As you can see, there is little wiggle room to bring in a high-salary player at the trade deadline if you want to keep the core RFAs and even entertain the idea of signing Brad Richards as a RFA and looking to add a veteran to the young blueliners.
The salary cap constraints for 2011/2012 even play limit the Rangers ability to bring in mid-level players/salaries.
For example, two names who have popped up on the rumor radar are Colorado defenseman John-Michael Liles and Ottawa RW Chris Neil. While both players do fit Blueshirt needs, both carry salary implications beyond this year.
Liles has one more year left on a contract that will saddle the Rangers with a $4.2 million cap hit next season. While they could use Liles offensive abilities, especially on the power play, that is a big salary hit to take on.
Neil, who would give the Rangers another physical presence and ease some of the enforcer duties on the banged up Brandon Prust, also carries salary implications for next year and beyond. His $2.0 million cap hit for the next two years is not completely outrageous; you do have to factor in that the Rangers have Derek Boogaard under contract for the next three years at a cap hit of $1.6 million.
Yes, you could buy him out but the Rangers would have $600,000 worth of dead cap space on the books for the next six years. Again, that does not seem like much but it starts to add up, especially next season if you are buying out Drury and Wolski.
The end result is that the Rangers pretty much need to follow the example set by the New York Mets during the winter. In other words, the Rangers need to shop in the bargain basement. Florida’s Bryan McCabe might not be a better player than Atlanta’s Ron Hainsey; however, the UFA-to-be McCabe is much more attractive than Hainsey who has two years left at a cap hit of $4.5 million per season.
If the Rangers are really interested in Neil, then they would need Ottawa to take Erik Christensen back in the deal because it would limit Neil’s 2011/2012 cap hit to about a million fishnagels.
In the best interest of the Rangers, they need to concentrate on bringing role players who will not have too negative an impact on their salary cap. It may not seem all that sexy in comparison to ‘Melo’s Garden coronation, it makes sense on both the short and long term.
When you look back at past trades, you need to look no further than the Rangers-Flames deal last year.

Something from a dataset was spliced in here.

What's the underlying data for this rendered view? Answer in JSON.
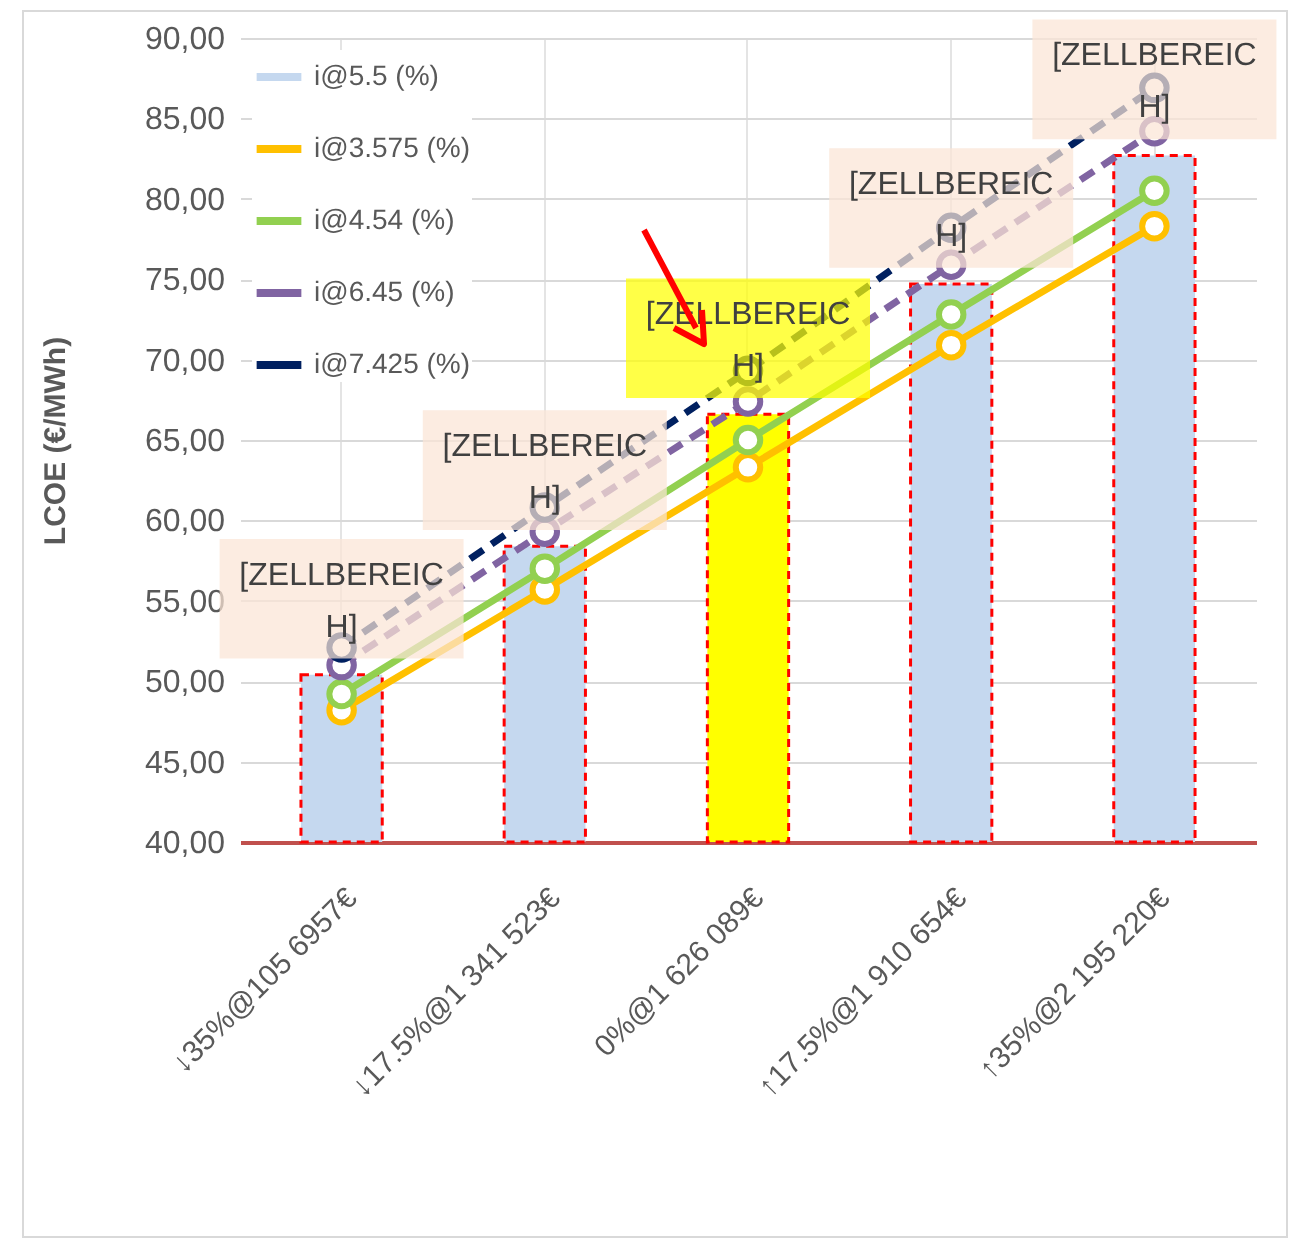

Who would have thought that a Calgary spare part like Prust would turn into such a valuable member of the Rangers?
Last March, how people in Philadelphia wondered why GM Paul Holmgren traded for a guy like Ville Leino who had just nine goals and seven assists in 66 games with Detroit. He didn’t exactly light the NHL on fire in his 13 regular season games with Flyers – registering two goals and two assists.
Leino proceeded to start the playoffs as a healthy scratch, but once injuries to Jeff Carter and Simon Gagne opened the door, the Finnish native teamed with Daniel Briere and Scott Hartnell to help lead the Flyers to the Stanley Cup Finals. His 20 points (11 goals and nine assists) in 19 games tied the rookie playoff scoring record originally set by Dino Ciccarelli in 1981.